When your first album is Turn on the Bright Lights, getting back to those heights is a nigh-impossible feat. Perhaps unfairly, every subsequent Interpol release has been and will be compared to their debut. I was one of the few who actually liked third album Our Love to Admire, but even I can admit that it had some clunkers (I’m looking at you, ‘The Scale’). Truthfully, I think the jump to a major label was part of the reason for the backlash. Though made with major label dollars, the self-titled album returns the band to Matador Records. Pre-release interviews suggested a return to the sound of Bright Lights, which is partially true.
The subject matter is desperate. The album cover is the band’s logo shattered, perhaps a comment on bassist Carlos D, who appears on the album, but left the band shortly after recording. The lyrics are about as obscure as they’ve ever been, but I don’t take bad lyrics to be a valid criticism. ‘Say Hello to the Angels’ contains the line “Your hair is so pretty and red / baby baby you’re really the best.” Interpol’s lyrics have always read like bad poetry, I consider that to be part of the charm.
Perhaps ironically due to Carlos D’s recent departure, the bass presence is considerably upped, one of the many knocks against Our Love to Admire. ‘Barricade’ serves as a showcase for the rhythm section in general, and is the obvious highlight of the album. The crack in Paul Banks’ voice during the backing vocals of “you know us…” serves as one of those memorable musical moments that just lets the emotion bleed through. However, for all its goodness, ‘Barricade’ also marks a turning point for the album. Taken on their own, the following five tracks are perfectly adequate, but they all share a dirge-like tone that causes them to flow into each other. It’s a dark, slow album that would definitely benefit from having some time to sink in, and perhaps an upbeat track or two.

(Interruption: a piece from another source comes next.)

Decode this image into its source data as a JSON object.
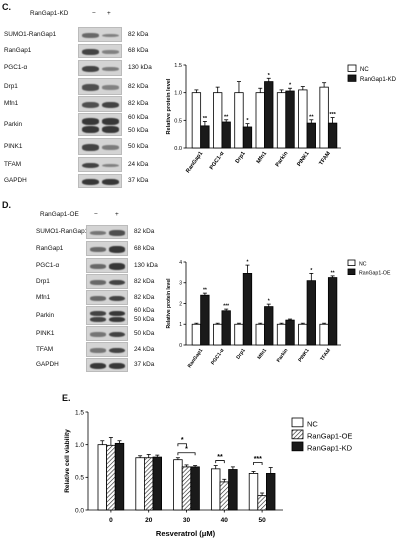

It’s likely their weakest album yet, but tracks like ‘Success’, ‘Summer Well’ and ‘Lights’ show they still have some more music to offer. Given the departure of a key member, I’m curious to see what the future holds for Interpol, whether they’ll incorporate touring members Dave Pajo (Slint, Zwan, etc) and Benjamin Curtis (The Secret Machines) into the band, whether they’ll continue as a three-piece, or whether they’ll simply call it a day to focus on other projects. Interpol isn’t the best note to end a career on, but I still contend they haven’t made a bad album, and hopefully we haven’t heard the last of them.